The ingredients needed to cook Pumpkin cheesecake:
  1. Provide 1 1/2 cup crushed vanilla wafers
  2. Prepare 1/3 cup sugar
  3. Provide 3 tbsp butter
  4. Use 2 packages Philadelphia cream cheese
  5. Provide 1 cup half and half or light cream
  6. Take 1 can Pumpkin
  7. Get 3/4 cup sugar
  8. Use 3 tbsp all-purpose flour
  9. Use 1 1/2 tsp vanilla extract
  10. Use 1 tsp ground cinnamon
  11. Prepare 1/2 tsp ground ginger
  12. Prepare 1/2 tsp ground nutmeg
  13. Provide 1/4 tsp salt
  14. You need 4 large eggs
  15. Prepare 8 oz sour cream
  16. Provide 2 tbsp sugar
  17. Provide 1/2 tsp vanilla extract
Instructions to make Pumpkin cheesecake:
  1. For crust, combine crumbs, the 1/3 cup sugar, and melted butter. Press on to bottom and about 2 inches up sides of an ungreased 9-inch springform pan. Bake in 325°F oven for 5 minutes; set aside
  2. For filling, beat cream cheese, half and half, pumpkin, the 3/4 cup sugar, flour, the 1 1/2 teaspoon vanilla, cinnamon, ginger, nutmeg, and salt with an electric mixer until smooth. Add eggs, beating on low speed just until combined.

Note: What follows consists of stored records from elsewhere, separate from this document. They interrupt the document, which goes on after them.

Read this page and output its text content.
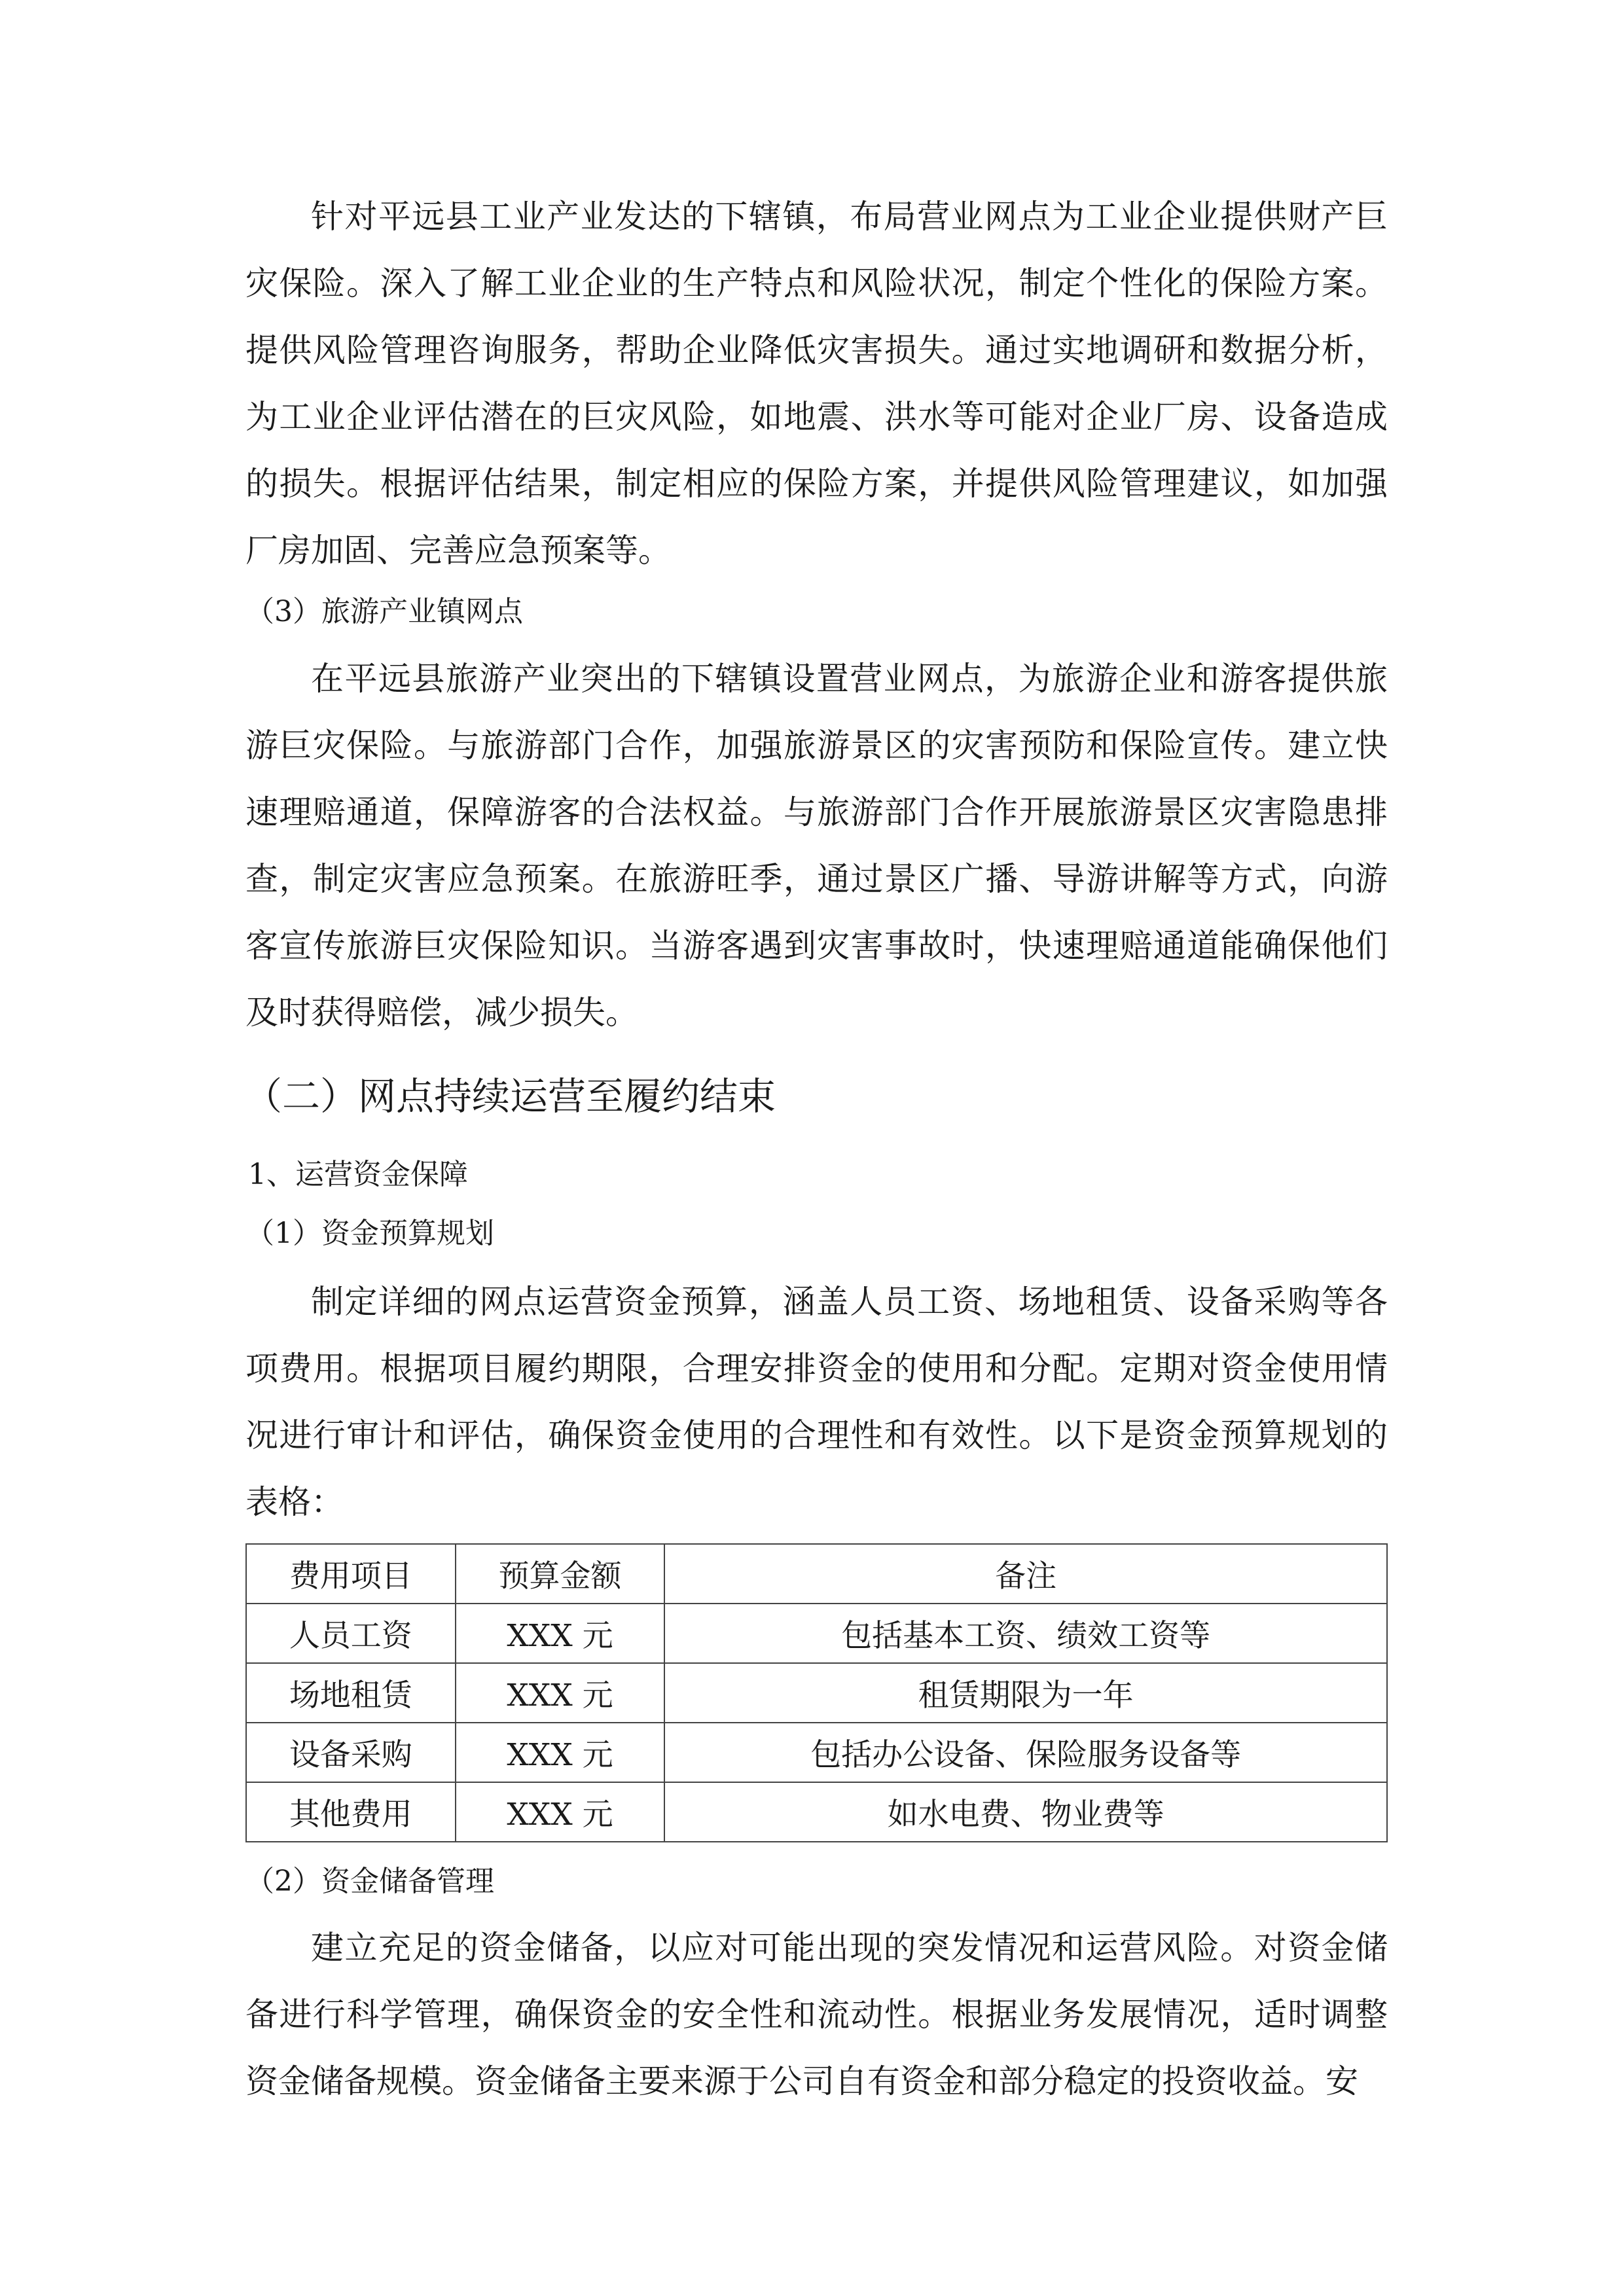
针对平远县工业产业发达的下辖镇，布局营业网点为工业企业提供财产巨灾保险。深入了解工业企业的生产特点和风险状况，制定个性化的保险方案。提供风险管理咨询服务，帮助企业降低灾害损失。通过实地调研和数据分析，为工业企业评估潜在的巨灾风险，如地震、洪水等可能对企业厂房、设备造成的损失。根据评估结果，制定相应的保险方案，并提供风险管理建议，如加强厂房加固、完善应急预案等。

（3）旅游产业镇网点

在平远县旅游产业突出的下辖镇设置营业网点，为旅游企业和游客提供旅游巨灾保险。与旅游部门合作，加强旅游景区的灾害预防和保险宣传。建立快速理赔通道，保障游客的合法权益。与旅游部门合作开展旅游景区灾害隐患排查，制定灾害应急预案。在旅游旺季，通过景区广播、导游讲解等方式，向游客宣传旅游巨灾保险知识。当游客遇到灾害事故时，快速理赔通道能确保他们及时获得赔偿，减少损失。

（二）网点持续运营至履约结束

1、运营资金保障

（1）资金预算规划

制定详细的网点运营资金预算，涵盖人员工资、场地租赁、设备采购等各项费用。根据项目履约期限，合理安排资金的使用和分配。定期对资金使用情况进行审计和评估，确保资金使用的合理性和有效性。以下是资金预算规划的表格：

费用项目	预算金额	备注
人员工资	XXX 元	包括基本工资、绩效工资等
场地租赁	XXX 元	租赁期限为一年
设备采购	XXX 元	包括办公设备、保险服务设备等
其他费用	XXX 元	如水电费、物业费等

（2）资金储备管理

建立充足的资金储备，以应对可能出现的突发情况和运营风险。对资金储备进行科学管理，确保资金的安全性和流动性。根据业务发展情况，适时调整资金储备规模。资金储备主要来源于公司自有资金和部分稳定的投资收益。安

  3. Spoon filling into crust lined pan. Place springform pan in a shallow baking pan. Bake in 325°F oven for 1 hour or until center appears nearly set when gently shaken.
  4. Combine the sour cream, the 2 tablespoons of sugar, and half teaspoon vanilla extract; spread over cheesecake. Bake for 5 minutes more.
  5. Cool in springform pan on a wire rack for 15 minutes. Loosen crust from sides of pans with a thin blade knife or narrow spatula and cool 30 minutes more. Remove sides of pan cool one hour. Cover and chill at least 4 hours or up to 24 hours. To store cheesecake, cover thoroughly with plastic wrap and refrigerate for up to 3 days.